The data demonstrated that DalcA achieved protective FIX activity levels between 11% and 18%, corresponding to a reduced chance of spontaneous bleeds. Based on the results, a phase 2b trial to assess the safety and efficacy of 28 daily SC doses of DalcA was performed.
达西诺那考因子α(DalcA)是一种新一代重组人凝血因子IX(FIX)变体,采用合理设计方法开发,具有增强的促凝血活性和更长的作用持续时间,可皮下注射(SC)用于预防B型血友病出血发作。
研究DalcA的安全性、药代动力学(PK)和药效学(PD)。
这项多中心1/2a期研究(NCT03186677)在11名年龄在12至65岁的重度B型血友病男性中进行。在队列1中,受试者接受静脉注射(IV)75 IU/kg的贝奈凝血因子和DalcA。队列2和3分别接受静脉注射75 IU/kg的DalcA以及皮下注射75 IU/kg或150 IU/kg的DalcA。队列4被省略。队列5接受每日皮下注射150 IU/kg的DalcA,共6天,队列6接受静脉注射75 IU/kg以及每日皮下注射150 IU/kg的DalcA,共9天。采集血样进行生化、血液学、PK、PD及抗药物抗体检测。给药后对受试者进行30天的安全终点监测。

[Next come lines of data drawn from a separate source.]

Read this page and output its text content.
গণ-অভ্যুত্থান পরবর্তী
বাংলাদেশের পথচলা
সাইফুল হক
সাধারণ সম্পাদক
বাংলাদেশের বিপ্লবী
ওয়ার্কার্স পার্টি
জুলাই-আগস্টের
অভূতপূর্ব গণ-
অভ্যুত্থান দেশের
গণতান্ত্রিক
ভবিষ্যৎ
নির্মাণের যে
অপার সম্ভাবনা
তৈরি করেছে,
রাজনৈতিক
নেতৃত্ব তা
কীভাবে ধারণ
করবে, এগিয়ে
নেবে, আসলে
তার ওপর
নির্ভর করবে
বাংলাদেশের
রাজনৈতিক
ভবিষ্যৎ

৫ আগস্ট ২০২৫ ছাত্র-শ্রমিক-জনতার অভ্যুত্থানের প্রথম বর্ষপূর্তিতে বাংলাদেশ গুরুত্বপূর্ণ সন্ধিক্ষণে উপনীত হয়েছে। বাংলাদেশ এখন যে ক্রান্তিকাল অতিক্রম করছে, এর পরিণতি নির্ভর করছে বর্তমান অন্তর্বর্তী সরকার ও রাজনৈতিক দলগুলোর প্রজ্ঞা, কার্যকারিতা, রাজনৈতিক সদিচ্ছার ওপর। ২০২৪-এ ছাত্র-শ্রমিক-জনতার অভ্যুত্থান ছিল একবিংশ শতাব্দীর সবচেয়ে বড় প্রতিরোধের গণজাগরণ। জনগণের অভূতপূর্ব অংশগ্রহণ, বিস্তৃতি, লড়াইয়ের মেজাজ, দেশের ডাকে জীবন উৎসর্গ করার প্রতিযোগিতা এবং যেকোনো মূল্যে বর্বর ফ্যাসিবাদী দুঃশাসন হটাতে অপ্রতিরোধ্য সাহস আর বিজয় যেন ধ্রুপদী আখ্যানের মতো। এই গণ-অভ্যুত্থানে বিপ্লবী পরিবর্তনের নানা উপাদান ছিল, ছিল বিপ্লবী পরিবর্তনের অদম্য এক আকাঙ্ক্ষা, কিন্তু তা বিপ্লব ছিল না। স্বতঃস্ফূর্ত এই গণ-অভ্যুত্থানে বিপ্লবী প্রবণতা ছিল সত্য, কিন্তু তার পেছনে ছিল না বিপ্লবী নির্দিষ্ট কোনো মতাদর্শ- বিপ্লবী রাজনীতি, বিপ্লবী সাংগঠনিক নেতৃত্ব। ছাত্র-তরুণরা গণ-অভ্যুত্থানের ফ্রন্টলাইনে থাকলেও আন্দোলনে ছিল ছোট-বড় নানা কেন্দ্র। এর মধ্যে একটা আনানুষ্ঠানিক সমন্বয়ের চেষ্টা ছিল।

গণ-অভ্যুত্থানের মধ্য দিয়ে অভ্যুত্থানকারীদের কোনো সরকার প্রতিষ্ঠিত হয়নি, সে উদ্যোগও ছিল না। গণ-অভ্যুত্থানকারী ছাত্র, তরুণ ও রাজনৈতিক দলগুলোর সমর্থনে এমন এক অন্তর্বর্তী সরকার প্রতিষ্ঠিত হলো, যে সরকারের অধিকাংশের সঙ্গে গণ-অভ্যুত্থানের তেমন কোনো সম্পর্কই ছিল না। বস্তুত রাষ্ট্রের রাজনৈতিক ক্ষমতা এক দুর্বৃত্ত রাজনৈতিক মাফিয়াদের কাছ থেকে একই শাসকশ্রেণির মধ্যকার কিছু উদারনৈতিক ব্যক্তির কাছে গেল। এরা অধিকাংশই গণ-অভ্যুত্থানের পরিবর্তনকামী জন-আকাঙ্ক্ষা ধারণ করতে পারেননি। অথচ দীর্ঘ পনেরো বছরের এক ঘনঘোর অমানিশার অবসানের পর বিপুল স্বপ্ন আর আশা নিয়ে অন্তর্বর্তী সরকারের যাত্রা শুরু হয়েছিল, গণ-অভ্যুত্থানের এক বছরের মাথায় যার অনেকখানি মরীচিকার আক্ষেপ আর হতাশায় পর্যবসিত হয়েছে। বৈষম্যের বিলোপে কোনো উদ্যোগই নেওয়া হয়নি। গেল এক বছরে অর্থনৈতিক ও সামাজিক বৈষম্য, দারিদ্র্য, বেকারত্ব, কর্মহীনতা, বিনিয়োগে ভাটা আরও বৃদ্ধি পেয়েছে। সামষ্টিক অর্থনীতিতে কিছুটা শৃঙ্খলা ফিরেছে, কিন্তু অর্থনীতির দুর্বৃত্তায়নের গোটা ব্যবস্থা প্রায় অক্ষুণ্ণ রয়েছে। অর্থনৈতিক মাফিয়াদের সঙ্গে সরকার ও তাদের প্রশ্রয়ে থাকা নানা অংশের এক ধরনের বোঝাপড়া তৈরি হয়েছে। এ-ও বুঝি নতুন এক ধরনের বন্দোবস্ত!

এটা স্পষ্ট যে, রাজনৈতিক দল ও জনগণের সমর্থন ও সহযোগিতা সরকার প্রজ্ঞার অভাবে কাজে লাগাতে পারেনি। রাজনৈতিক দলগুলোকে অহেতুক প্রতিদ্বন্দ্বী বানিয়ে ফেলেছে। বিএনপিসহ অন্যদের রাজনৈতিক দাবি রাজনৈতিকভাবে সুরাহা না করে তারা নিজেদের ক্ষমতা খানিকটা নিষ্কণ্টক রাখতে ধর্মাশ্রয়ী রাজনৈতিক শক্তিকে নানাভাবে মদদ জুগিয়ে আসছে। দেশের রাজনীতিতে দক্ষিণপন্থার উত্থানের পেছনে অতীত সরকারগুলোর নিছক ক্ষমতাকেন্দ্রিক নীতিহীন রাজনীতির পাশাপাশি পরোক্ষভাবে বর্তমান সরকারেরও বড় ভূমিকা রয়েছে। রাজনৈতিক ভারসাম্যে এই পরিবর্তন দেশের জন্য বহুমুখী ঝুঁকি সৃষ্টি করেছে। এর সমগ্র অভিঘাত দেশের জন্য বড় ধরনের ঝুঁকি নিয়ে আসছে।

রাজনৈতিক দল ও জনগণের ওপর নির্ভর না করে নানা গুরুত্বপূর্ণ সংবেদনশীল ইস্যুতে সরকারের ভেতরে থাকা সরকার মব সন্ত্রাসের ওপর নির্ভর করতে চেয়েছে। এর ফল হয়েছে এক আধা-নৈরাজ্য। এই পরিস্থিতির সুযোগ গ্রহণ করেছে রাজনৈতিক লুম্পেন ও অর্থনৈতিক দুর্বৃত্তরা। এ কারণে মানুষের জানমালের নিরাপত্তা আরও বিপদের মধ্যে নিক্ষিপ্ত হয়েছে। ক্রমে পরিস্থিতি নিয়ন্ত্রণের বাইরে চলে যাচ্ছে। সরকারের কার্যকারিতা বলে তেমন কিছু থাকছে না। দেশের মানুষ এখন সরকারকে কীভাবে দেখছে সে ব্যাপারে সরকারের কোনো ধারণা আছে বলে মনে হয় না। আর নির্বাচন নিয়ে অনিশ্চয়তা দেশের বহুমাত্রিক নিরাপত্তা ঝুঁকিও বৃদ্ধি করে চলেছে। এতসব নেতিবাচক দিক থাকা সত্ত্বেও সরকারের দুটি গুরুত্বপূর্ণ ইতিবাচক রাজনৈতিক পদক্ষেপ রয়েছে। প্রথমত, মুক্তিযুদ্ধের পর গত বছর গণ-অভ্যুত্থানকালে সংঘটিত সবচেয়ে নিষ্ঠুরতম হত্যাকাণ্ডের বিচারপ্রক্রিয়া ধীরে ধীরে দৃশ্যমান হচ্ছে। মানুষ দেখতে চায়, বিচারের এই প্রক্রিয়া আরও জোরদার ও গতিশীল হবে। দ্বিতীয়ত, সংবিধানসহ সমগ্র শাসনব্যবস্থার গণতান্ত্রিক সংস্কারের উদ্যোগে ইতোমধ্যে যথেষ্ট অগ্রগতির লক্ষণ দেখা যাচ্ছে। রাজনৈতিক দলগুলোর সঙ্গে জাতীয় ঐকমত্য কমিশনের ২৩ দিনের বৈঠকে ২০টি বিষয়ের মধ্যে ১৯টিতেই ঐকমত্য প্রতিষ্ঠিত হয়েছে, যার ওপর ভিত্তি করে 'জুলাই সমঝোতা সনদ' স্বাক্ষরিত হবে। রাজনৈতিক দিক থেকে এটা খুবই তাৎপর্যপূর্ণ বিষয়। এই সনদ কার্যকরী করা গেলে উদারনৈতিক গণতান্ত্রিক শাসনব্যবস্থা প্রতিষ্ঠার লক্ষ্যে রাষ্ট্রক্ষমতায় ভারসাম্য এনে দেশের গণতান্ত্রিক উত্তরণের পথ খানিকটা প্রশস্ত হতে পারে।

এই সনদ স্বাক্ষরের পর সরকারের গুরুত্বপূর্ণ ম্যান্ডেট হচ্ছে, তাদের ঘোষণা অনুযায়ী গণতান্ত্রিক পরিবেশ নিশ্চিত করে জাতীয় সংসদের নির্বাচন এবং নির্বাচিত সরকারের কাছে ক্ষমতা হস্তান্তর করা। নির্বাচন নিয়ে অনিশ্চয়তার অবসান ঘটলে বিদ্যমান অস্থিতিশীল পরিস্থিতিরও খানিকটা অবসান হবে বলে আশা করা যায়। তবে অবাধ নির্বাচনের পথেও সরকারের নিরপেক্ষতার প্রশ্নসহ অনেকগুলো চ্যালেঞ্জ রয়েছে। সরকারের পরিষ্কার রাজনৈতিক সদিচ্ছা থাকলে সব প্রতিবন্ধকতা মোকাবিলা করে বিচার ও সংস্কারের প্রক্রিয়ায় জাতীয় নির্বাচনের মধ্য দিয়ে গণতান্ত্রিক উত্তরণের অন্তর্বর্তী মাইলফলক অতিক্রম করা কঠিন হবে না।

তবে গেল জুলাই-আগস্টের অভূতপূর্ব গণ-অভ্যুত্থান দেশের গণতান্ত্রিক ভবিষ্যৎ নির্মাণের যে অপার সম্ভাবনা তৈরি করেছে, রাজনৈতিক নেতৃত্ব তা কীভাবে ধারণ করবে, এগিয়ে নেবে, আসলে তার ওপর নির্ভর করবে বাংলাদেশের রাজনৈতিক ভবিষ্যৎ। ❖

DalcA的效价比贝奈凝血因子高24倍,平均驻留时间更长(33.8小时)。皮下生物利用度为8.2%至20.3%,β半衰期为53.9至106.9小时,T为24至48小时。每日给药6次后,FIX活性水平中位数达到15.7%(四分位间距,14.9%-16.6%)。两名表亲体内出现了针对ISU304的中和抗体,但未出现针对野生型FIX的中和抗体。
数据表明,DalcA达到了11%至18%的保护性FIX活性水平,这意味着自发性出血的几率降低。基于这些结果,开展了一项2b期试验,以评估每日皮下注射28剂DalcA的安全性和有效性。